21.04.2018, 10:06 Uhr

Horrorbilder Abgemagert, abgefaulte Ohren, Tumore und Parasiten: „Das ist Tierquälerei!“


Tierheim Passau appelliert an die Verantwortung der Haustierbesitzer

PASSAU Bettina Mittler vom Tierheim Passau-Ingling sieht das Tierleid nur zu oft. Erst kürzlich holte sie nach einem Hinweis einen Kater und einen Hund aus der Mietwohnung eines Ehepaars aus dem nördlichen Landkreis. Beide Tiere waren in einem katastrophalen Zustand – jahrelang vernachlässigt und extrem verwahrlost. „Die Fälle nehmen zu“, so die Tierschützerin.

Der vom Tierheim aufgenommene Kater Charly hat einen starken Ohrenmilbenbefall und hört fast gar nichts deswegen, schildert die Tierheimleiterin. Er sei abgemagert und ausgehungert aufgefunden worden. Außerdem hat er faulige Zähne. Sein Fell war zudem extrem verfilzt und er hatte Flöhe. Beim Tierarzt wurden sogar eine tumorartige Wucherung am Hals und eine vereiterte Kralle entdeckt. Das Alter des Tieres schätzt sie auf zirka 15 bis 20 Jahre.

Der Hund Benny, ein 13-jähriger Spitz-Mix, kam ebenfalls in einem schlechten Zustand ins Tierheim Passau. Seine Ohren waren sehr entzündet und sogar vereitert. „Er schüttelt ständig seinen Kopf vor lauter Schmerzen“, ist Mittler fassungslos. Und: „Er hat schwarz verfaulte Zähne.“ Aktuell werden Charly und Benny tierärztlich versorgt. Bettina Mittler hofft, dass sie schnell auf die Beine kommen.

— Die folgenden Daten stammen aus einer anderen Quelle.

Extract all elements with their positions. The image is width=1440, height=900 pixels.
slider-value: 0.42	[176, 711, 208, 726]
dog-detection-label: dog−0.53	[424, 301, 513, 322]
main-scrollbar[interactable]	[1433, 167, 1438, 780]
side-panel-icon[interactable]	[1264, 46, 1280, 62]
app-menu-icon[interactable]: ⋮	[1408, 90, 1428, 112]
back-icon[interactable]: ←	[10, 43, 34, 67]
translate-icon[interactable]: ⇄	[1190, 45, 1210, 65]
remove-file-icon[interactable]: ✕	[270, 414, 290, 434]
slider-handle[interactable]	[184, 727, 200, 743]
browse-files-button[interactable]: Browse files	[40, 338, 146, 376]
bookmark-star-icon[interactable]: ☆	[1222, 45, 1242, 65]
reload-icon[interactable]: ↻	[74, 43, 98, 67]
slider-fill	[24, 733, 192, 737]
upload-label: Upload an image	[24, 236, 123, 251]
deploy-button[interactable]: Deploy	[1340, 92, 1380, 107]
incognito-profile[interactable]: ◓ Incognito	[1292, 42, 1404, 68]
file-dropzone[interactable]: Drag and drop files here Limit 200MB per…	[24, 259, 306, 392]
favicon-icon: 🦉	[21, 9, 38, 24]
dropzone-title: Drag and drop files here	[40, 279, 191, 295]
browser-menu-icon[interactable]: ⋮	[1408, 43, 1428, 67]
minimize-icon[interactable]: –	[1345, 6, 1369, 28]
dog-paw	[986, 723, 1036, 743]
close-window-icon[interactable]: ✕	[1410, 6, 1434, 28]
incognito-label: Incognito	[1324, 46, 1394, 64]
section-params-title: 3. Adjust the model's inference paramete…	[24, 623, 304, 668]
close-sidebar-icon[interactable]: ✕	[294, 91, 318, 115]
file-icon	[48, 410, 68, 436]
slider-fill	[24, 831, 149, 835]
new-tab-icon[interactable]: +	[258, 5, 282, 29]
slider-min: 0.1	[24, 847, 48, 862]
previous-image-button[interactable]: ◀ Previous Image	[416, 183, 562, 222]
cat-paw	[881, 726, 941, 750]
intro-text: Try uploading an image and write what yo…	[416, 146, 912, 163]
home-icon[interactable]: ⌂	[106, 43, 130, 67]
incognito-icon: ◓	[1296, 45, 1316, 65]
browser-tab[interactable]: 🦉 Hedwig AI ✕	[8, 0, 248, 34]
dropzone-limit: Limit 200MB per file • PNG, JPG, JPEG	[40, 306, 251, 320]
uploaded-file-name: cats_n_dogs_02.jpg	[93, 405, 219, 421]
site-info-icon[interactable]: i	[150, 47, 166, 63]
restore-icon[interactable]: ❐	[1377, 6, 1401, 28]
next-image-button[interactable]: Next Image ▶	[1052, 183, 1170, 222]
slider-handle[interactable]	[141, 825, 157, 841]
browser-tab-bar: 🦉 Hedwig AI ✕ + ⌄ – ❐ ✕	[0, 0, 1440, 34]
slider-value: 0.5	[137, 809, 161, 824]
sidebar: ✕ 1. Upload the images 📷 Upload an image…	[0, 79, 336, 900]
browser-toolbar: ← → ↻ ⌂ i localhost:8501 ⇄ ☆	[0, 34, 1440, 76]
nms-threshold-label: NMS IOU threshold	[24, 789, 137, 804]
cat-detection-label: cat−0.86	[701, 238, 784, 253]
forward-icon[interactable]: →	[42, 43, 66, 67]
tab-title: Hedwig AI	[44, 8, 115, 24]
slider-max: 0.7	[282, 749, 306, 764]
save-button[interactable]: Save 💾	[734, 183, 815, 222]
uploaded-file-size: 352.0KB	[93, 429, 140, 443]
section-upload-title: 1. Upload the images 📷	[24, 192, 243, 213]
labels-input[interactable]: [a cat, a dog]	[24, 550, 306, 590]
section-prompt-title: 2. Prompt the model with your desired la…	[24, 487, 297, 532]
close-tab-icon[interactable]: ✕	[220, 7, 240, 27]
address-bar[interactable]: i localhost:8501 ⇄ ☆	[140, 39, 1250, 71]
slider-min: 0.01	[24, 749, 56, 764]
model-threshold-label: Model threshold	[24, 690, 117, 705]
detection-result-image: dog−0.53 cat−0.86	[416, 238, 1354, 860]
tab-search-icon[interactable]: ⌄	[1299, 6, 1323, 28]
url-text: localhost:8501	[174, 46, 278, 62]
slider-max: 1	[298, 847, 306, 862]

„Am Tag vor unserer Ankunft ließ man eine weitere in diesem Haushalt lebende Katze einschläfern, angeblich hatte sie Anzeichen von FIP (Anm. d. Red.: Feline Infektiöse Peritonitis, Bauchfellentzündung)“, schildert Bettina Mittler. Die Besitzer von Kater Charly und Hund Benny waren laut der Tierschützerin ganztags daheim. Daher könne sie nicht verstehen, wie man tatenlos zuschauen konnte: „Das ist Tierquälerei!“

Doch diese verwahrlosten Tiere sind leider kein Einzelfall. Zuvor wurde ein kastrierter Fundkater ins Tierheim Passau gebracht, der in einer so schlechten Verfassung war, dass er nur noch eingeschläfert werden konnte. „Wir konnten leider nur noch eins für ihn tun. Ihn friedlich einschlafen lassen und somit von seinen unsagbaren Qualen erlösen“, schrieb das Tierheim Passau auf seiner Facebook-Seite dazu. Die Ohren des Tieres waren abgefault. An den Pfoten hatte der Kater zudem große, offene Wunden. Das arme Tier roch bereits nach Verwesung. Ein schrecklicher Anblick für die Tierschützerin. „Der Kater war kastriert. Da kann man davon ausgehen, dass er mal jemandem gehört hat. Das war keine verwilderte Katze“, so Mittler.

Vor Kurzem wurde der Tierheimleiterin zudem ein vernachlässigter Hund gemeldet. Er habe nur draußen in einem Zwinger gelebt – egal, bei welchem Wetter. „Er war total brav“, erzählt die Tierschützerin. Daher konnte sie auch nicht nachvollziehen, wieso die Familie ihn hinter Gittern gesperrt hatte.

Bettina Mittler liegt eines sehr am Herzen: „Dass die Leute endlich Verantwortung für ihre Tiere übernehmen.“ Diese Verantwortung müsse jedem vor der Anschaffung eines Haustiers bewusst sein. Ein Haustier kostet nicht nur Geld, sondern braucht viel Liebe, Zeit und Pflege – vor allem im Krankheitsfall.

Daher auch dieser Appell auf der Facebook-Seite des Tierheims Passau: „Bitte Leute, schafft euch keine Tiere an, oder holt euch wenigstens Hilfe, wenn ihr euch keinen Tierarzt leisten könnt! Es kann und darf nicht sein, dass man seine angeblich geliebten ,Familienmitglieder‘ jahrelang so dermaßen verwahrlosen und leiden lässt.“ Oftmals sei die Abgabe am besten für das Tier, rät Mittler. So könne das ein oder andere Tierleid vermieden werden.